By intelligently shaping the signal to match the characteristics of the optical fibre, PCS generates wavelengths that are more resilient to noise and other impairments, increasing capacity up to 65 per cent over currently deployed networks, while also reducing power per bit by 60 percent. Nokia claims that networks built with systems using the new chipset require up to 35 per cent fewer optical transponders, and by recovering latent capacity in deployed fibre, the PSE-3 extends the life of existing line systems and subsea cables, resulting in significant long-term savings.
The chipset not only maximizes performance, but does so at any possible distance within an optical network – scaling from metro to subsea installations. Nokia says it is an ideal opportunity for network operators to grow beyond the limited flexibility of the 100G/200G networks that are prevalent today, to a highly scalable and automation-ready network. The PSE-3 provides finely adjustable wavelength capacity from 100G to 600G with a single, uniform modulation format, baud rate, and channel size – radically simplifying network operations and planning, while enabling the dynamic operations that enable operators to deploy new services and lower costs.

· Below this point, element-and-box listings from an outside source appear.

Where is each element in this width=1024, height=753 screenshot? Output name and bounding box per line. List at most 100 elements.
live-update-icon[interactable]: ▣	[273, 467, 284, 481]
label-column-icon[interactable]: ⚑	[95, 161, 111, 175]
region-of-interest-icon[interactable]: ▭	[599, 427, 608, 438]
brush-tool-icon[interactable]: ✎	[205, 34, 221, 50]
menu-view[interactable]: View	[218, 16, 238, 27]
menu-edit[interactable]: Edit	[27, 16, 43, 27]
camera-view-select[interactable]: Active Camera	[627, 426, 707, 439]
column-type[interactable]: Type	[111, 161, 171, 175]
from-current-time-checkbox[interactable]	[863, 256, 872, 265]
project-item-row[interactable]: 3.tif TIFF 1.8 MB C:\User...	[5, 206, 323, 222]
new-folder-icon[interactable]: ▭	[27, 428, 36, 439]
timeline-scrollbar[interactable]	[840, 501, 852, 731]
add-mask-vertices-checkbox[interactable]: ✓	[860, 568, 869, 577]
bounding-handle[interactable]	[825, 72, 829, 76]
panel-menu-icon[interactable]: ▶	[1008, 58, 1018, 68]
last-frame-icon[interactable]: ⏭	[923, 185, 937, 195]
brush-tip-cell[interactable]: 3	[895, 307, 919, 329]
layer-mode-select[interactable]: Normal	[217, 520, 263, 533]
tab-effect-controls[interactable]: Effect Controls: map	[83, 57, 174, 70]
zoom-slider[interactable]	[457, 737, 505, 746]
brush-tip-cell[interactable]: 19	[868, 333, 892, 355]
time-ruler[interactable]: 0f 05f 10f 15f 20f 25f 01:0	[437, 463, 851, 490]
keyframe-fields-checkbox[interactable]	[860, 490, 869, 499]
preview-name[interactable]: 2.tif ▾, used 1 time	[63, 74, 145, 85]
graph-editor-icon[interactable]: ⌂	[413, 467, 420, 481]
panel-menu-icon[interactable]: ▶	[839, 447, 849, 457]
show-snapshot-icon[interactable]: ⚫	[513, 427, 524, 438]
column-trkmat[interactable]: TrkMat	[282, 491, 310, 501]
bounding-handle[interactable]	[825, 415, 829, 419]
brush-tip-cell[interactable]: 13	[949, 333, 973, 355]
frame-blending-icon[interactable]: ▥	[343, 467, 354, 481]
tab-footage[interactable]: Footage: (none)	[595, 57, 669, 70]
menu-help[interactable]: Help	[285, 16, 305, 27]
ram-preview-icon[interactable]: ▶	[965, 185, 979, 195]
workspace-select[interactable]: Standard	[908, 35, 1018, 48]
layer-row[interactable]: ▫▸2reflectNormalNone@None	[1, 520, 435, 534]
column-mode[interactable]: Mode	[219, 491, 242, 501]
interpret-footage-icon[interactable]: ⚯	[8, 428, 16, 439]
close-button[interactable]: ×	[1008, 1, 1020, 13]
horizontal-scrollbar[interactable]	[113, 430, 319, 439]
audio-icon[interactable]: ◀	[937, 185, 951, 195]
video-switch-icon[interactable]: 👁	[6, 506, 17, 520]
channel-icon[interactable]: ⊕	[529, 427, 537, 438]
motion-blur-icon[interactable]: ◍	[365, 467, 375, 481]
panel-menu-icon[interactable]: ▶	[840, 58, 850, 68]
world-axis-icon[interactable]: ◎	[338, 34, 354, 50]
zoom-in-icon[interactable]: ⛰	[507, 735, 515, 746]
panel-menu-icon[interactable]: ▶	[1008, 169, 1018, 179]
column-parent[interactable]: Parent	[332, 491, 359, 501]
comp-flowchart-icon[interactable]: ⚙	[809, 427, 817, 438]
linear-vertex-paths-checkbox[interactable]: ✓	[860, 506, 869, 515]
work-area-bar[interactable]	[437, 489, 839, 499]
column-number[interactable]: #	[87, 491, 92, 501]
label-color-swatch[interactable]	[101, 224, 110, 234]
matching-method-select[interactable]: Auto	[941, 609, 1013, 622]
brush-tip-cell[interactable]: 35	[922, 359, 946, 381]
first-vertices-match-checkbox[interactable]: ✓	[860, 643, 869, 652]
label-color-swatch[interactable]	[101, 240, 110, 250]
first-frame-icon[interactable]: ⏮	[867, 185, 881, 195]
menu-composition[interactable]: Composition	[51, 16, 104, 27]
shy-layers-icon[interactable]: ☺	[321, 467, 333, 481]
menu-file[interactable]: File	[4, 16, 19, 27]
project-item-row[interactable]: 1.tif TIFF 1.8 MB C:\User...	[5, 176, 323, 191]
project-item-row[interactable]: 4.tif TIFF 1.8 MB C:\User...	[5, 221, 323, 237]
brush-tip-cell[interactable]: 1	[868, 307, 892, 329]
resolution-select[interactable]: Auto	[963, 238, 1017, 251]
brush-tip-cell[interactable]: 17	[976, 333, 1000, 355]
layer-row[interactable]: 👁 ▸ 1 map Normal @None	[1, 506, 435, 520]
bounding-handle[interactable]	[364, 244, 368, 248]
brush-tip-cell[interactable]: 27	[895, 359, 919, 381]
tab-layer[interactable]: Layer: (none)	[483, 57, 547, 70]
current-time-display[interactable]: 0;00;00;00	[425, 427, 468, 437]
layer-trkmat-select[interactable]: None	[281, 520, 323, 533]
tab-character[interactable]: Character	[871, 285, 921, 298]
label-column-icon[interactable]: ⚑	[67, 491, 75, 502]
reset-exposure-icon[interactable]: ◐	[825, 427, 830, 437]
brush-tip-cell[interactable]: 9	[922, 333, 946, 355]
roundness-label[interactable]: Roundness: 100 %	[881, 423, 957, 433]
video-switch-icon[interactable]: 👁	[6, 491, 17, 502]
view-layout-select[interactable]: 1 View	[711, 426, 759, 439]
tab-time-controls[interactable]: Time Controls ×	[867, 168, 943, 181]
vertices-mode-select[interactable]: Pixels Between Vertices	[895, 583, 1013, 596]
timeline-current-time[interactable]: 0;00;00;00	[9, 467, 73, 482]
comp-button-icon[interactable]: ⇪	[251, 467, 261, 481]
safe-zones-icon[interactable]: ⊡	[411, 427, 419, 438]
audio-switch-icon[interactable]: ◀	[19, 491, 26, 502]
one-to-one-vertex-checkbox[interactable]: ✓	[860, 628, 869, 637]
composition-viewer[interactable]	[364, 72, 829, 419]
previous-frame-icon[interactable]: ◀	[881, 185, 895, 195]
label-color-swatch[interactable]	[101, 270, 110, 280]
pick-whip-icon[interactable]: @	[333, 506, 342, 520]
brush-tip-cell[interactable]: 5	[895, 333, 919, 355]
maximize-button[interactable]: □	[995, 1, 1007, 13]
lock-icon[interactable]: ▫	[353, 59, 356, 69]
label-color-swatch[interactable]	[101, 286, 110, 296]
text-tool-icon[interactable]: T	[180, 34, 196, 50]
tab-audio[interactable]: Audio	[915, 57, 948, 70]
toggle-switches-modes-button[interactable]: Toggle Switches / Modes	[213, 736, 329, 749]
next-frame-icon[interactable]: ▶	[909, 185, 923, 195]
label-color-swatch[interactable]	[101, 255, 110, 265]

“Building on our 2012 introduction of 100G transport and 200G in 2017, the new Nokia Bell Labs powered PSE-3 technology will allow Spark to plan towards 400G and 1Tb services supporting the significant predicted traffic demands of 5G, video, business services and IoT,” said Rajesh Singh, GM Value Management and Procurement, Spark New Zealand. “We're very excited about the world leading capability of the Nokia PSE-3 to help us meet those demands and at the same time reducing the cost per transported bit."
The PSE-3 will be available across Nokia's packet-optical portfolio including a new version of the 1830 Photonic Service Interconnect, a compact modular WDM platform widely adopted by internet content providers for high capacity datacenter interconnect, available in the third quarter of this year.